The XLID Protein PQBP1 and the GTPase Dynamin 2 Define a Signaling Link that Orchestrates Ciliary Morphogenesis in Postmitotic Neurons

  • Yoshiho Ikeuchi,
  • Luis de la Torre-Ubieta,
  • Takahiko Matsuda,
  • Hanno Steen,
  • Hitoshi Okazawa,
  • Azad Bonni

DOI
https://doi.org/10.1016/j.celrep.2013.07.042
Journal volume & issue
Vol. 4, no. 5
pp. 879 – 889

Abstract

Read online

Intellectual disability (ID) is a prevalent developmental disorder of cognition that remains incurable.
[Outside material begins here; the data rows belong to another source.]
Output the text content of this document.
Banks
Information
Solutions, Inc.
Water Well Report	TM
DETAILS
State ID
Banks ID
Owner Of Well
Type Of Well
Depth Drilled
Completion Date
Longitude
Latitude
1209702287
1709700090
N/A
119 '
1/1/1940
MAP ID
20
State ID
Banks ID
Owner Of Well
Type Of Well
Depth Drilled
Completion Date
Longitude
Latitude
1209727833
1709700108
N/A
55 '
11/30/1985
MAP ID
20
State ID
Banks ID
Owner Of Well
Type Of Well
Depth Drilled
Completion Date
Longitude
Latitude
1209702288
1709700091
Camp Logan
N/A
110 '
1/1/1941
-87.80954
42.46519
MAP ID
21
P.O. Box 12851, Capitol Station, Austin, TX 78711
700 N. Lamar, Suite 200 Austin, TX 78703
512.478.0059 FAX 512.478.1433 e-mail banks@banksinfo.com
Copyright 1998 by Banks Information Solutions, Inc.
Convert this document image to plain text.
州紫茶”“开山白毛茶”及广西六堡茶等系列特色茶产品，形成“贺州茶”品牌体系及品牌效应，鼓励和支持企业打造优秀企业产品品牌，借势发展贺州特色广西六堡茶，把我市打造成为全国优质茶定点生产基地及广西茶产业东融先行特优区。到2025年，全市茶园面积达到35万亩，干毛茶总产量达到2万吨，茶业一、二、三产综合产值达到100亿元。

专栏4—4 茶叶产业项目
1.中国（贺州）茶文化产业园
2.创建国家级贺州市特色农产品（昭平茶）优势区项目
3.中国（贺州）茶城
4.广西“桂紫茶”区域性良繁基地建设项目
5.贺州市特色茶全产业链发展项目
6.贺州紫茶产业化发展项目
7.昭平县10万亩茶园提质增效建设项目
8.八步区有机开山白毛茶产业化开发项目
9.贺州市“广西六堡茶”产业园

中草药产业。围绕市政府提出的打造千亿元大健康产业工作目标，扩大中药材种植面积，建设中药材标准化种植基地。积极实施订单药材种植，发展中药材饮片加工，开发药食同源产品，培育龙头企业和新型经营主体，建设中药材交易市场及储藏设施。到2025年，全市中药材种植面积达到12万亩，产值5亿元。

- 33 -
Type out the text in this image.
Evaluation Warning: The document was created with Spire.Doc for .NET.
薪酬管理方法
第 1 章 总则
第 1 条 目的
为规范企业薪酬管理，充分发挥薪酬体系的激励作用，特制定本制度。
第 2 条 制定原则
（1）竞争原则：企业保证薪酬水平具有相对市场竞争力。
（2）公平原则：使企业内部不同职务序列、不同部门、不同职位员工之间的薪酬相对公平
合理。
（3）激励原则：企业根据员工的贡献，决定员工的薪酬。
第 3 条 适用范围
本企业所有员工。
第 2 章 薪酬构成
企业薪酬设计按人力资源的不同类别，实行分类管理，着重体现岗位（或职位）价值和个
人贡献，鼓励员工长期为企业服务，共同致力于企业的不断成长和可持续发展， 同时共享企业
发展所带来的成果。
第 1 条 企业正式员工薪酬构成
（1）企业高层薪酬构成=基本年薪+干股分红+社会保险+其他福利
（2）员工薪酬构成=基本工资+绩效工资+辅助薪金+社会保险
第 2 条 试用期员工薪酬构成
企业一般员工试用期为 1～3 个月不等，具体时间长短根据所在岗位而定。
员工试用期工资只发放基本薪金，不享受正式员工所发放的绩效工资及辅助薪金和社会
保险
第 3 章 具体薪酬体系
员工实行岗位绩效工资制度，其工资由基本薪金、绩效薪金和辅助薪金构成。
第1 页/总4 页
Here, we report that knockdown of the X-linked ID (XLID) protein polyglutamine-binding protein 1 (PQBP1) in neurons profoundly impairs the morphogenesis of the primary cilium, including in the mouse cerebral cortex in vivo. PQBP1 is localized at the base of the neuronal cilium, and targeting its WW effector domain to the cilium stimulates ciliary morphogenesis. We also find that PQBP1 interacts with Dynamin 2 and thereby inhibits its GTPase activity. Accordingly, Dynamin 2 knockdown in neurons stimulates ciliogenesis and suppresses the PQBP1 knockdown-induced ciliary phenotype. Strikingly, a mutation of the PQBP1 WW domain that causes XLID disrupts its ability to interact with and inhibit Dynamin 2 and to induce neuronal ciliogenesis. These findings define PQBP1 and Dynamin 2 as components of a signaling pathway that orchestrates neuronal ciliary morphogenesis in the brain.